Gynecologic Oncology | 2018
Jill Tseng; Renee A. Cowan; Anoushka M. Afonso; Qin Zhou; Alexia Iasonos; Narisha Ali; Errika Thompson; Yukio Sonoda; Roisin Eilish O'Cearbhaill; Dennis S. Chi; Nadeem R. Abu-Rustum; Kara Long Roche
BACKGROUND Standard surgical treatment for women with stage IB1 cervical cancer consists of radical hysterectomy. This study assesses survival outcomes of those treated with less radical surgery (LRS; conization, trachelectomy, simple hysterectomy) compared to more radical surgery (MRS; modified radical, radical hysterectomy). METHODS Using the Surveillance, Epidemiology and End Results database, we identified women <45 years with FIGO stage IB1 cervical cancer diagnosed from 1/1998 to 12/2012. Only those who underwent lymph node (LN) assessment were analyzed.
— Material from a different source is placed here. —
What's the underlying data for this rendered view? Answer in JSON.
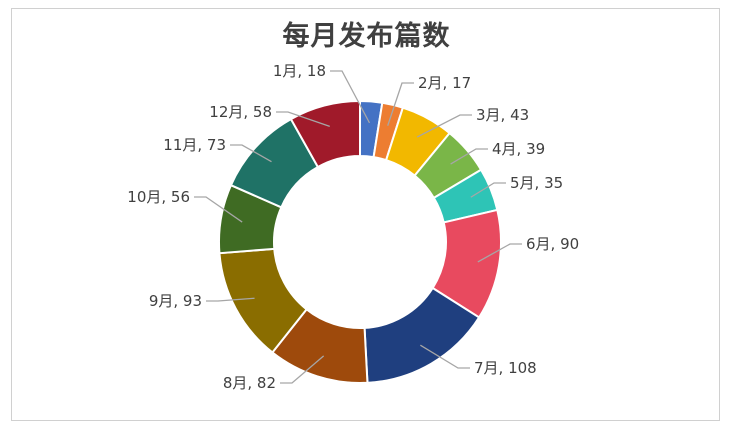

Disease-specific survivals (DSSs) of LRS were compared with those of MRS. RESULTS Of 2571 patients, 807 underwent LRS and 1764 underwent MRS, all with LN assessment. For LRS vs. MRS, 28% vs. 23% were diagnosed with adenocarcinoma (p = 0.024), 31% vs. 39% had G3 disease (p < 0.001), 40% vs. 45% had tumor size >2 cm (p < 0.001), and 27% vs. 29% received adjuvant radiation therapy (p = 0.005). Median follow-up was 79 months (range, 0-179). Ten-year DSS for LRS vs. MRS was 93.5% vs. 92.3% (p = 0.511). There was no difference in 10-year DSS when stratified by tumor size ≤2 cm (LRS 95.1% vs. MRS 95.6%, p = 0.80) or > 2 cm (LRS 90.1% vs. MRS 88.2%, p = 0.48). Factors independently associated with increased risk of death included adenosquamous histology (HR 2.37), G3 disease (HR 2.86), tumors >2 cm (HR 1.82), and LN positivity (HR 2.42). Compared to MRS, LRS was not associated with a higher risk of death. CONCLUSIONS In a select group of young women with stage IB1 cervical cancer, LRS compared to MRS does not appear to compromise DSS.